J'entends parfaitement les arguments de mes collègues qui sont contre et qui présentent des amendements de repli ; qu'ils entendent les nôtres en retour. À quoi voulons-nous parvenir ? À ce que progressivement – car il semble qu'il n'y ait pas de moyens de procéder autrement – on accepte définitivement l'idée qu'un être vivant ne peut être à la disposition des autres dès lors qu'il combine sensibilité et conscience de soi, autrement dit qu'un animal ne peut être considéré comme un bien meuble. Un jour viendra où la société se libérera totalement de la nécessité d'asservir les animaux.

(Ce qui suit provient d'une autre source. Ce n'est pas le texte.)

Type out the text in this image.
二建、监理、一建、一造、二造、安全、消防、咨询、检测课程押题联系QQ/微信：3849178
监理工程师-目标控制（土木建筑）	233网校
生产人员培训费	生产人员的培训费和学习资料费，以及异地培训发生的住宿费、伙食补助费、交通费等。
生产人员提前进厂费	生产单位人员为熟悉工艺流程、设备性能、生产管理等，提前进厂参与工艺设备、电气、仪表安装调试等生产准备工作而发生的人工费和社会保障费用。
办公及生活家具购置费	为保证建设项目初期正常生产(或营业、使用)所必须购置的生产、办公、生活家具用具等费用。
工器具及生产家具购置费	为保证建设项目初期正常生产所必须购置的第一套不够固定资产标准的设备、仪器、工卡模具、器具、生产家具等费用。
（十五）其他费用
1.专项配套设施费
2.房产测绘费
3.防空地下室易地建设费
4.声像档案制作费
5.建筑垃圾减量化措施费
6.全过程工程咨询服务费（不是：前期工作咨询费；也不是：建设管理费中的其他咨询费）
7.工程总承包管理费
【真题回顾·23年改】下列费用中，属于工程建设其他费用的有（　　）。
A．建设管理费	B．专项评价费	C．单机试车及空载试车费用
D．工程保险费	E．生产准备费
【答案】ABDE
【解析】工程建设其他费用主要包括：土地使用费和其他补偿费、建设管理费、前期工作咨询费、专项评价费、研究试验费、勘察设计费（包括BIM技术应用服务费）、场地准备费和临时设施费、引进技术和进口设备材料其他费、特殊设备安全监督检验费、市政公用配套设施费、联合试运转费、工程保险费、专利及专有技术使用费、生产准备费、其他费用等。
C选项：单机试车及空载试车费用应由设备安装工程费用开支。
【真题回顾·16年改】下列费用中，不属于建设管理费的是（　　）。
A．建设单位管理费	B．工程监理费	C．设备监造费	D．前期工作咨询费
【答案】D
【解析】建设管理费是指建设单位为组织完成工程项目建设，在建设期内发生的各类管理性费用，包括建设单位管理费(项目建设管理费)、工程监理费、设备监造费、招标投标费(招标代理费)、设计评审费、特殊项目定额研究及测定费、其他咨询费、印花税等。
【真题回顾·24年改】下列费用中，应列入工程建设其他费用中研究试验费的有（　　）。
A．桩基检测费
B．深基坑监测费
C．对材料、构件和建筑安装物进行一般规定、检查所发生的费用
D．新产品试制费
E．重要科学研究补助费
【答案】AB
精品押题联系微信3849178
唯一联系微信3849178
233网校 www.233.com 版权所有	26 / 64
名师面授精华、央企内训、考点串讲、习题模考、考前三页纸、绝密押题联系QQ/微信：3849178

Car c'est bien d'asservissement qu'il s'agit. Pour établir la preuve que la liberté est une condition naturelle chez les êtres vivants, La Boétie consacre toute une partie de son Discours de la servitude volontaire aux animaux en en citant toute une série qui regimbent contre la servitude. Que postule l'humanisme à ses débuts ? Que l'être humain produit sa propre existence par son cerveau, par ses actes, qu'il est un animal comme les autres mais qu'il est responsable de sa propre destinée. Il ne cède pas à son instinct. Qui voudrait s'amuser de tout, comme le font les enfants, qui pensent qu'ils peuvent disposer de toute chose autour d'eux ? La conscience adulte s'élève jusqu'à la responsabilité, et la responsabilité consiste à dire que toutes les espèces doivent pouvoir suivre leur propre dynamique de vie dès lors qu'elle ne vient pas contredire la possibilité même de l'existence humaine. Je ne suis évidemment pas favorable à ce que les virus se développent tranquillement – mais les dauphins et les orques, oui.
Voilà pourquoi la responsabilité vient contre l'instinct et nous appelle à libérer les animaux.